Saturday, December 15, 2018

Santa Maybe?

To all of the ruiners out there (and you know who you are), this is a special message from the Busy Black Woman aka, the The Grinch who kind of likes Christmas (for the most part):


I don't know what you should tell your children. I don't know what I plan to tell my child. Right now, she seems to be uninterested in the idea of Santa, but that could change. Last week at a kiddie party, Santa made an appearance and she avoided him. Thus, I expect that if we decide to take another mall photo this year, we might not do much better than this --->

Yet, I don't plan on shattering her innocence by telling her not to believe. Because I don't want her to be that kid whom everyone remembers years later as the killjoy whose parents thought it blasphemy to cede credit to a mythical fat white guy who somehow never gets arrested for breaking and entering.

Yes, I know that it means I have to devise a credible cover story with various contingencies for the inevitable questions that will come as she gets older. Maybe I can sell my version as a children's book to help parents explain why Santa Claus is depicted as white in popular culture, but is Black at the mall.

Until the Kid was born, I had never given much thought to what children thought of Santa. My nieces and nephews accepted whatever explanation their parents offered, even if it didn't account for the fact that the big family gathering occurred on Christmas Eve and lasted well past midnight. They woke up the next morning to the same excitement that I did without any doubts that Santa had come at some point while they were asleep.

Honestly, I didn't intend to give it this much attention, but in several of my parenting groups, this topic has arisen as a point of contention between the believers and the non-believers. There are folks who are insistent that Santa doesn't deserve to exist because their children ought to know how hard Mommy and/or Daddy work to provide for them. Then there are the true-believers who feel that children should be allowed to maintain a willful ignorance about the ways of the world because real-life will disillusion them soon enough. There are the hard-line Christians who fault Santa and Frosty for X-ing out Jesus, which has led to teen pregnancy and red disposable coffee cups. And then there are the ecumenical secularists who gave us Festivus and Chrismahanukwanzakah.

You know what, this generation of kids is much smarter than we were. They know how to use technology. They will just ask Alexa or Suri. They will quickly realize that the Santa on the Coke bottle looks very different than the Santa in those Rankin-Bass specials or in every modern cartoon. Or they will come across one of those lame made-for-TV movies that offers an inconsistent back story. Or like me, they will figure out that something is off because there is a bunch of random stuff under the tree like puzzles and books that weren't on my list.

Until that day, why spoil the fun?

Your children can still believe in Jesus and the Elf on the Shelf. Or if you are Jewish, then they can go with the Mensch on a Bench (which really seems a lot like the Hanukkah bush, but I'm not judging you). The Black Santa at the mall is not there to acknowledge Kwanzaa, so do not tell your kids to greet him with Habari gani?

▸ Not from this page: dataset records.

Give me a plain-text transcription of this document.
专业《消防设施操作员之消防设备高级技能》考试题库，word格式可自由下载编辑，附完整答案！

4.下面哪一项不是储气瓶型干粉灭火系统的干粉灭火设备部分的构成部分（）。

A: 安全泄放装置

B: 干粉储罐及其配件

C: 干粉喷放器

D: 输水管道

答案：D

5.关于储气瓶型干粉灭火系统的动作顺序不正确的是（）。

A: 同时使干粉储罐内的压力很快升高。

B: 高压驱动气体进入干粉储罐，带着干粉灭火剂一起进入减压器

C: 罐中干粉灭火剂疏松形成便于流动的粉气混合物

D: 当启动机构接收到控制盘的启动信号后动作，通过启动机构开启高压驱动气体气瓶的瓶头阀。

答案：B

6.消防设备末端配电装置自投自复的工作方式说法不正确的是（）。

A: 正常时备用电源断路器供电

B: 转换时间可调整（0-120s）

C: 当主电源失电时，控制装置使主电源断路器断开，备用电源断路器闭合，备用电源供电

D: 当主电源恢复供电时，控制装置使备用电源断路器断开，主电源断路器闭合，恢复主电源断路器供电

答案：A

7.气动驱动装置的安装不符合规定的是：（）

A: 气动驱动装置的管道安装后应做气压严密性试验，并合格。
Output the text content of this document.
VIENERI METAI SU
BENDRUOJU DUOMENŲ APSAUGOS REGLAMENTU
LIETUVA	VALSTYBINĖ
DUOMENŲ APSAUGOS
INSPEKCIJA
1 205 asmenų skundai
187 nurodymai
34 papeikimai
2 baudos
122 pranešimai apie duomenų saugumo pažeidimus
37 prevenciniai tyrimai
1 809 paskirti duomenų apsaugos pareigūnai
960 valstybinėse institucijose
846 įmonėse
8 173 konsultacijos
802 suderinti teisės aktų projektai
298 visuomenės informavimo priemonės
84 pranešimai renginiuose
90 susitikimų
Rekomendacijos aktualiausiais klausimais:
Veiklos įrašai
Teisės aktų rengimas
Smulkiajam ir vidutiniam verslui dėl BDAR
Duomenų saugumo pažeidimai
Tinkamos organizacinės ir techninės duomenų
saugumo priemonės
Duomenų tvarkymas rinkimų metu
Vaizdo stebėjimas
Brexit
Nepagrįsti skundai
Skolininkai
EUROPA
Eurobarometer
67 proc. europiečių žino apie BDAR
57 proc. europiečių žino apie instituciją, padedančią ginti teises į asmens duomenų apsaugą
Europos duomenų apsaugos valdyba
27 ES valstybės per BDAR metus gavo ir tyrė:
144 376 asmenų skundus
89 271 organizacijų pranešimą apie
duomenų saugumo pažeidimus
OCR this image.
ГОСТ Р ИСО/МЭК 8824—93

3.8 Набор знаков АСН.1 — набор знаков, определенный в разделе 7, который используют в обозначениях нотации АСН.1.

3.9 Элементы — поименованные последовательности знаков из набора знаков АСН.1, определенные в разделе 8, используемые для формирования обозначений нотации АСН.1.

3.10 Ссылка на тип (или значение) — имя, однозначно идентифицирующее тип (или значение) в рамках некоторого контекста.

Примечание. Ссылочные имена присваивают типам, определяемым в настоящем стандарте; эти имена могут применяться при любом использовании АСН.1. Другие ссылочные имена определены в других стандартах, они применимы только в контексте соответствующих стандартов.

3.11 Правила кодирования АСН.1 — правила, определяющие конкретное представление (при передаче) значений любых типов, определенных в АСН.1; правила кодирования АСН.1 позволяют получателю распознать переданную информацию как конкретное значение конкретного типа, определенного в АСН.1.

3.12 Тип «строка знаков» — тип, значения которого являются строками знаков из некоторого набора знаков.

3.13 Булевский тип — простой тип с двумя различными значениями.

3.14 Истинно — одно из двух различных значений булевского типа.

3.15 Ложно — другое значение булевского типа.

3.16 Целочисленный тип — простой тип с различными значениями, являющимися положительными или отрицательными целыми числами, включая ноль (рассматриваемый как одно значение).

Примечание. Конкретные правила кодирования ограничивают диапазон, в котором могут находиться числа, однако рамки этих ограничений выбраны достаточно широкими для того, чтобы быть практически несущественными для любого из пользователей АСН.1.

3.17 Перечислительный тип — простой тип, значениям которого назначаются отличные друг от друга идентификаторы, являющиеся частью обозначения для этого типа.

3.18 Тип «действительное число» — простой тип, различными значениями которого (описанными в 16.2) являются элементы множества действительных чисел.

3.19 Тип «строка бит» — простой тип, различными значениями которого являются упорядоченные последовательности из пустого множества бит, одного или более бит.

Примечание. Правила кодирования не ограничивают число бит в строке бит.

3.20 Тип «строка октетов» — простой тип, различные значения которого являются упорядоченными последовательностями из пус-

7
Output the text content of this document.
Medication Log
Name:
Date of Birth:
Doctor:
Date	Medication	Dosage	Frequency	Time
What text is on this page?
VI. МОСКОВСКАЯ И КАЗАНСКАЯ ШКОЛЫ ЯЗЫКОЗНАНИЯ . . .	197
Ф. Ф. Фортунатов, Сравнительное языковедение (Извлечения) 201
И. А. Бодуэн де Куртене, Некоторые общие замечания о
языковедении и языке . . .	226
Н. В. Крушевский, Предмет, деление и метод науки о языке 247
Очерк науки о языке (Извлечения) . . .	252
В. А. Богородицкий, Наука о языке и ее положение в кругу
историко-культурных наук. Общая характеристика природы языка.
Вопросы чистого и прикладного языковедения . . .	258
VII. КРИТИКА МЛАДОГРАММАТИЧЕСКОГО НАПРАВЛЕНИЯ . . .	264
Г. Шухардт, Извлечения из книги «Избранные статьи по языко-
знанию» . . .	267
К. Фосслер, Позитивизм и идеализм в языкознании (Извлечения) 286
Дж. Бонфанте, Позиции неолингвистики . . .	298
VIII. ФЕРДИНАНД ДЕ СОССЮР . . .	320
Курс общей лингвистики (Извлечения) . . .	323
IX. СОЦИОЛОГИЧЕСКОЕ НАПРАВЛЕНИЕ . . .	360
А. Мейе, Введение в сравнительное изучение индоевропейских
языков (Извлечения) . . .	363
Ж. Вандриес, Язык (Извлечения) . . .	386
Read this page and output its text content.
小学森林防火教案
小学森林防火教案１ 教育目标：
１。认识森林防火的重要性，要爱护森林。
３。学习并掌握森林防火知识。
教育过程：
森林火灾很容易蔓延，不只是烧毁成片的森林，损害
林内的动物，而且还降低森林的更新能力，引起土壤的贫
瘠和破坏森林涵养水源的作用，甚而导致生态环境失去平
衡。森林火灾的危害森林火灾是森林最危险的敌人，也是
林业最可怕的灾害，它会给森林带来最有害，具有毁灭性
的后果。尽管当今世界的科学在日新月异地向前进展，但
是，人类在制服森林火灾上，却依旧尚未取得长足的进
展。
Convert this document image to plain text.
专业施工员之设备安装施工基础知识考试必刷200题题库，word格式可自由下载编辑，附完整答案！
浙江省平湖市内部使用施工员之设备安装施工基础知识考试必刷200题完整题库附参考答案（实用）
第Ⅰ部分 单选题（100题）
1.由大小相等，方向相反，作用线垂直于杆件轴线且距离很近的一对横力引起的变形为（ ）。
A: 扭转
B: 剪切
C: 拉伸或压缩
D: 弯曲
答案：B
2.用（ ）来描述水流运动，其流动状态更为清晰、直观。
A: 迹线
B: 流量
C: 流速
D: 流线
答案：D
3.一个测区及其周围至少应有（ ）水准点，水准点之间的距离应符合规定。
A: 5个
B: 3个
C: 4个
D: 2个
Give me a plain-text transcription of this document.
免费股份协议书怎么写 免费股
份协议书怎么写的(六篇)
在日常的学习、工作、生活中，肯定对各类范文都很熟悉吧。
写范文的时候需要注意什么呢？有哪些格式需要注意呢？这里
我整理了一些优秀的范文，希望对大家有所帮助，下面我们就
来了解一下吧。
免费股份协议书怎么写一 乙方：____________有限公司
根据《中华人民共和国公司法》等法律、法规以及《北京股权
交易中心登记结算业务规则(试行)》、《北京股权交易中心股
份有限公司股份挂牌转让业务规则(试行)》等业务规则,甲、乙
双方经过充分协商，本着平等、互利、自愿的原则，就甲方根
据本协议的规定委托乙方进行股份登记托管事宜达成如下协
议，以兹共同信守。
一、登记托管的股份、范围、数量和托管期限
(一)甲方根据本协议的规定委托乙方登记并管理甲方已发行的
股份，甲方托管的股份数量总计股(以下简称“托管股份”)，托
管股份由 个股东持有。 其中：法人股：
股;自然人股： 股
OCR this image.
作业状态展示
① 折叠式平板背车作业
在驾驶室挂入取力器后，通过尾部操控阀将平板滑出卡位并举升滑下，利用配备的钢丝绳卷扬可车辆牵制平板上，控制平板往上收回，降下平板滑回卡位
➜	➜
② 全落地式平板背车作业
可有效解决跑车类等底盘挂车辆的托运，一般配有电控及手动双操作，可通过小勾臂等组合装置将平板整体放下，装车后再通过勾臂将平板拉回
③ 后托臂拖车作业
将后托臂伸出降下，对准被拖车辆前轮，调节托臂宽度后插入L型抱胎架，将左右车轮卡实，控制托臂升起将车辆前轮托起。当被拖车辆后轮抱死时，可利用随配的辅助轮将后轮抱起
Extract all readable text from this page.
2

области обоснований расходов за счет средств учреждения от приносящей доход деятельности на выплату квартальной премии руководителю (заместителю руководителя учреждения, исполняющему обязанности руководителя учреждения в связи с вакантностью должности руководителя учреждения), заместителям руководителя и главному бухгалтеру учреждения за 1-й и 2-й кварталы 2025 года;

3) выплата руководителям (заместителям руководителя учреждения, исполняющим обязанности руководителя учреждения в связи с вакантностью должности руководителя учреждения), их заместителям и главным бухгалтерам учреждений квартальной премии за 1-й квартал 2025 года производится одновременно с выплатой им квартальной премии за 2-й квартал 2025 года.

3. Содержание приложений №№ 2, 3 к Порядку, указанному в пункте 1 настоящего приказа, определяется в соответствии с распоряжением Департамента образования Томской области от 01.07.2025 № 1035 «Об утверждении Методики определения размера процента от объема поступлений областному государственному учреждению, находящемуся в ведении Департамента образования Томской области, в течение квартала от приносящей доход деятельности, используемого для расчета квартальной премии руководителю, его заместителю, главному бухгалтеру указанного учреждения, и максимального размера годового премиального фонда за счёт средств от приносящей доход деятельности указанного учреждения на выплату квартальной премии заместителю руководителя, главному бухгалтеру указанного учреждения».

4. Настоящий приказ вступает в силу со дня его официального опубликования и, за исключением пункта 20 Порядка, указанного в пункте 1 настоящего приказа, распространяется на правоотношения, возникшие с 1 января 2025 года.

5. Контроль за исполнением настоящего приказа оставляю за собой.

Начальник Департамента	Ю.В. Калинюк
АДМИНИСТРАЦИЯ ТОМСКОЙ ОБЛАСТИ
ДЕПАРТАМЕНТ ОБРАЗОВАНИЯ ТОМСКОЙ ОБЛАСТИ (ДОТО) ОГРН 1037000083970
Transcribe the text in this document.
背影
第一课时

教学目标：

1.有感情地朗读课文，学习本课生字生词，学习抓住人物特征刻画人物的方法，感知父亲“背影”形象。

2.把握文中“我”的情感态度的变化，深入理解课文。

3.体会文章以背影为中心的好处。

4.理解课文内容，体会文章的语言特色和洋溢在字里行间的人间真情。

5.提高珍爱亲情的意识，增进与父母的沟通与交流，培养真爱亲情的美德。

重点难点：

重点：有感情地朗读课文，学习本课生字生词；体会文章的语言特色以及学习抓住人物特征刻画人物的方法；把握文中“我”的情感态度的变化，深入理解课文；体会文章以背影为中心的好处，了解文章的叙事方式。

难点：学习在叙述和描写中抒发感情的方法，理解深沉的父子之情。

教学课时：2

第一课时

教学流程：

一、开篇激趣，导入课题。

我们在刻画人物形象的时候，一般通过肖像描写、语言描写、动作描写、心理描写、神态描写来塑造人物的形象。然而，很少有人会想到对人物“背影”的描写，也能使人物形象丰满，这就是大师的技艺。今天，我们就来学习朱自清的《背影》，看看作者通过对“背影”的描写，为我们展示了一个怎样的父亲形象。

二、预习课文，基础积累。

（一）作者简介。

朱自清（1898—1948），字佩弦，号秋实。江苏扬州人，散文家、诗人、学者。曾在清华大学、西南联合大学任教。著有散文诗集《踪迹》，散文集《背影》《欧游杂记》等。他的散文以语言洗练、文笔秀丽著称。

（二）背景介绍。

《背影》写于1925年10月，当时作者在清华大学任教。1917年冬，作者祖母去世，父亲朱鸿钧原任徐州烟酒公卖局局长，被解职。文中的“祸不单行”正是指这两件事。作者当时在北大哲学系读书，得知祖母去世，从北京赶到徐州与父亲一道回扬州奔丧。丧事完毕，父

Just go with it because there are children in this world who would love to believe in everything Santa symbolizes. Those bins that collect Toys for Tots and those Angel Tree projects go to children who do not the have luxury of magic in their lives. The children who have lost everything to massive wildfires or whose families are still trying to rebuild after devastating floods. The migrant children who have been separated from their families. The homeless children and those caught up in the foster care system wish they could believe in Santa.

I'm not trying to bring anyone down, but Santa Claus is harmless. If you need to receive appreciation for being a parent, then I sincerely hope that works out for you come Mother's/Father's Day because kids who get everything rarely appreciate anything. I have no idea how this is going to unfold for my daughter, but I hope she chooses to believe in Santa because I did and still do. In spite of all my complaining about Christmas, I derive great joy from giving, which is the essence of Santa Claus mythology and the point of the season. There is some guy who selflessly chooses to bring joy to children once a year. Why be cynical about that? Why not just believe?